Peer loses cybercrime fight

Lord Northesk's attempt to prevent IT pros and the police from being criminalised by the updated Computer Misuse Act has failed

A Conservative peer's attempt to amend a law that could criminalise IT professionals has failed.

The Earl of Northesk's attempt to introduce amendments to the Computer Misuse Act 1990 (CMA) through the Police and Justice Bill 2006 did not pass committee stage discussions on Wednesday.

This proposed law has been heavily criticised by Lords and senior security experts, who say it could criminalise both the police and innocent IT professionals who build or make available programs which are then used for hacking.

The Earl of Northesk attempted to delete a section of the Act which he argued will make it illegal to create or distribute software tools that are likely to be used for hacking purposes. The clause, sub paragraph (b) of Section 41 of the Act, makes it an offence to release any application that is likely to be used for cybercrime purposes.

It is intended to address the rise of organised cybercrime. However, Northesk believes this could seriously backfire.

"Potentially, the police could fall foul of this law. This wasn't denied [in the discussion], which I find surprising," the Earl of Northesk told ZDNet UK.

The Earl of Northesk also said that ethical hacking and penetration testing could be made illegal by the law, as well as courses offering ethical hacking training.

"Increasingly universities are offering ethical hacking degrees, such as Aberdeen.
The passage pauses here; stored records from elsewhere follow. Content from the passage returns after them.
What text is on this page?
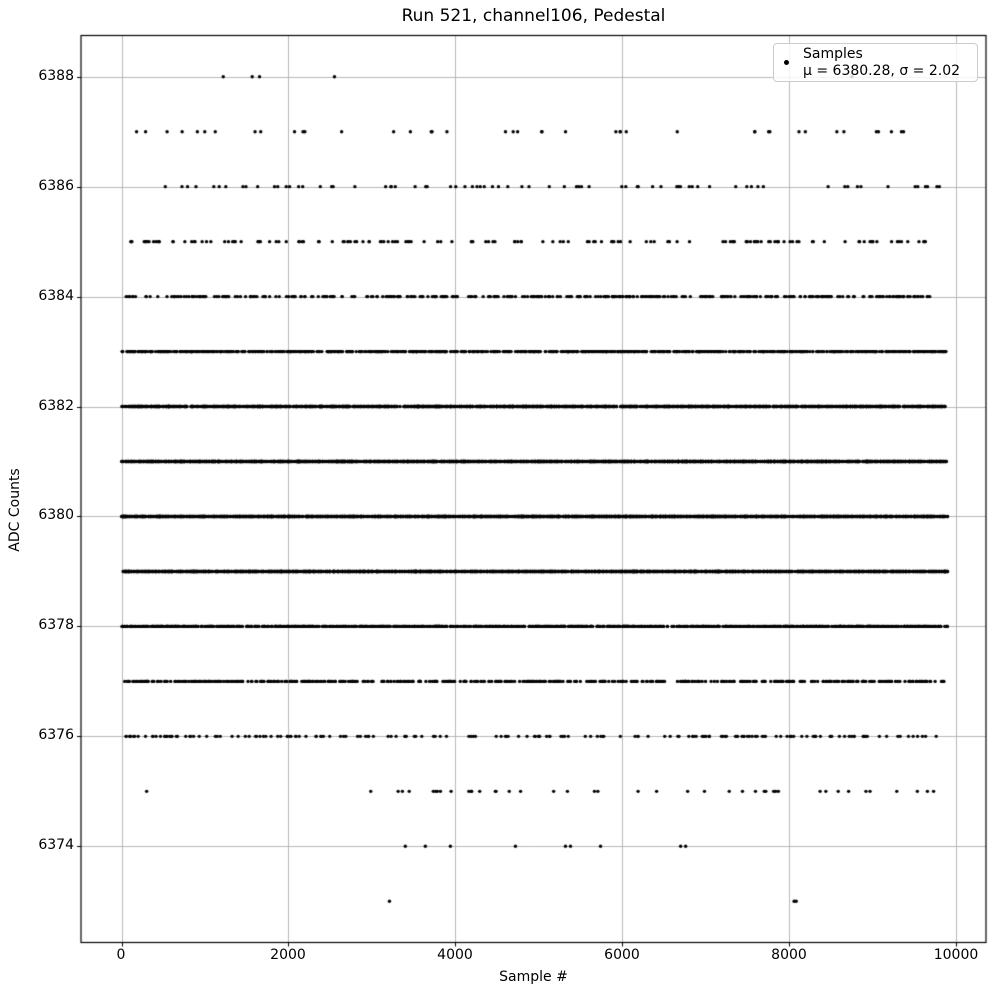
Run 521, channel106, Pedestal
ADC Counts
Sample #
6388
6386
6384
6382
6380
6378
6376
6374
0	2000	4000	6000	8000	10000
Samples
μ = 6380.28, σ = 2.02
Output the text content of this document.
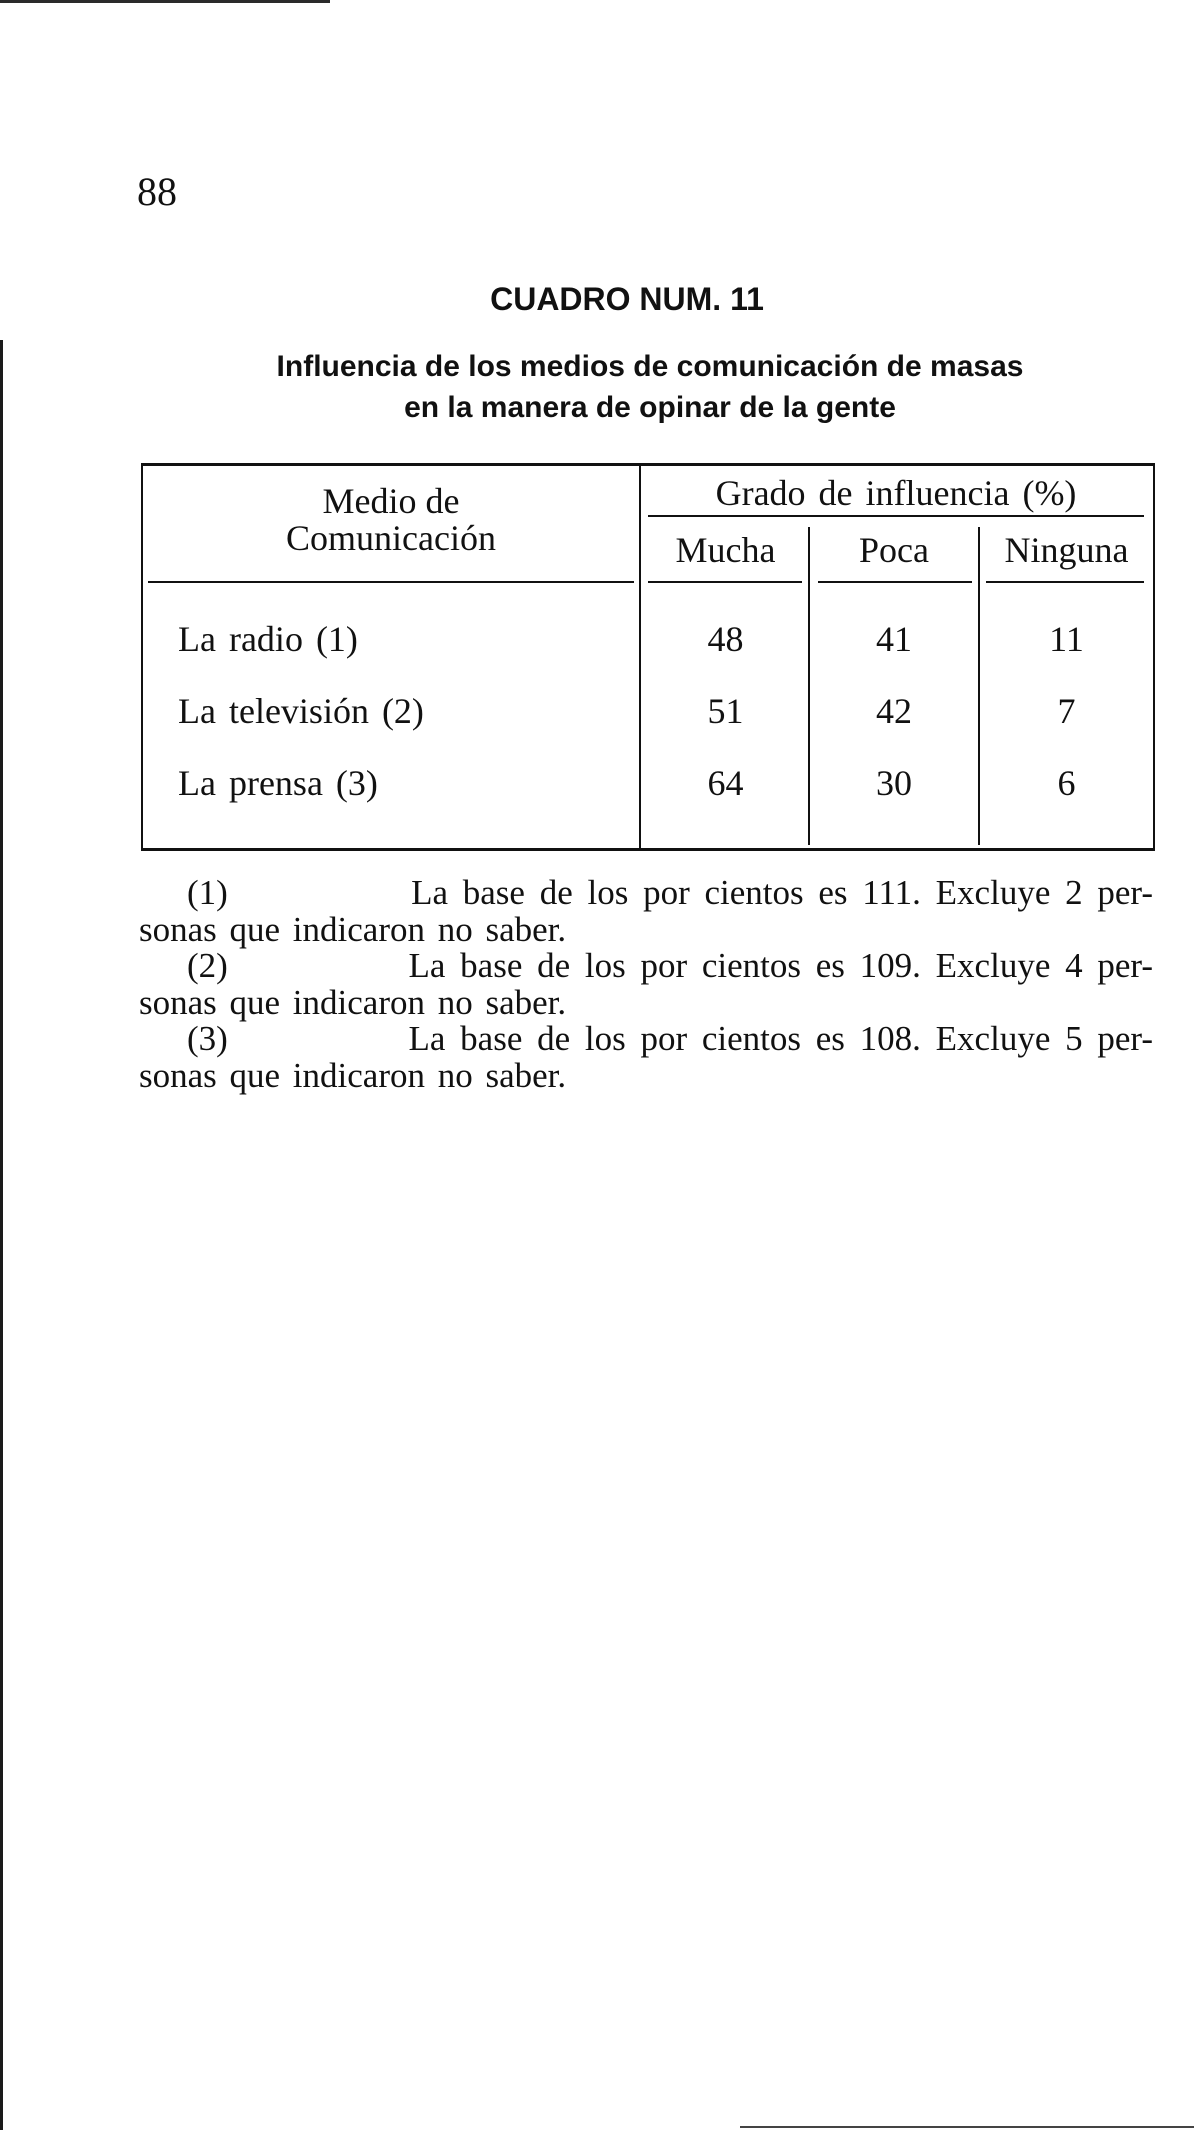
88
CUADRO NUM. 11
Influencia de los medios de comunicación de masas
en la manera de opinar de la gente
Medio de
Comunicación
Grado de influencia (%)
Mucha	Poca	Ninguna
La radio (1)	48	41	11
La televisión (2)	51	42	7
La prensa (3)	64	30	6
(1)	La base de los por cientos es 111. Excluye 2 per-
sonas que indicaron no saber.
(2)	La base de los por cientos es 109. Excluye 4 per-
sonas que indicaron no saber.
(3)	La base de los por cientos es 108. Excluye 5 per-
sonas que indicaron no saber.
Under sub paragraph (b), these would be illegal. Again, this wasn't countered," said Northesk.

The peer said it was unlikely that his amendment would now be carried into law.

"I don't hold out much hope for a parliamentary response — their minds are set," Northesk said.

As it stands, the current text of the amendment states:

After section 3 of the 1990 Act [CMA] there is inserted —

"3A Making, supplying or obtaining articles for use in offence under section 1 or 3

(1) A person is guilty of an offence if he makes, adapts, supplies or offers to supply any article —

(a) intending it to be used to commit, or to assist in the commission of, an offence under section 1 or 3; or

(b) believing that it is likely to be so used.

Dr Richard Clayton of Cambridge University warned in May that part (b) would catch a wide range of IT tools and activities that are not meant to be used in hacking, but potentially could be.

Clayton cited the Perl scripting language, created by Larry Wall in 1987, as an example of a useful technology that could fall foul of the law.

"Perl is almost universally used on a daily basis to permit the Internet to function," said Clayton. "I doubt if there is a sysadmin on the planet who hasn't written a Perl program at some time or another. Equally, almost every hacker who commits an offence under section 1 or section 3 of the CMA will use Perl as part of their toolkit. Unless Larry is especially stupid, and there is very little evidence for that, he will form the opinion that hackers are likely to use his Perl system. Locking Larry up is surely not desirable."

Part (b) has also been strongly criticised by security experts from the United Kingdom Education and Research Networking Association (UKERNA), the body responsible for the JANET educational network.

Andrew Cormack, chief security adviser for UKERNA, told ZDNet UK in May that the amendment would be likely to criminalise those who create or supply tools that have the potential for both legitimate and malicious use.

"A satisfactory law on making and supplying tools has to take account of the intention of the person making or supplying them. A person who clearly intends them to be used for good must not be at risk of prosecution," said Cormack.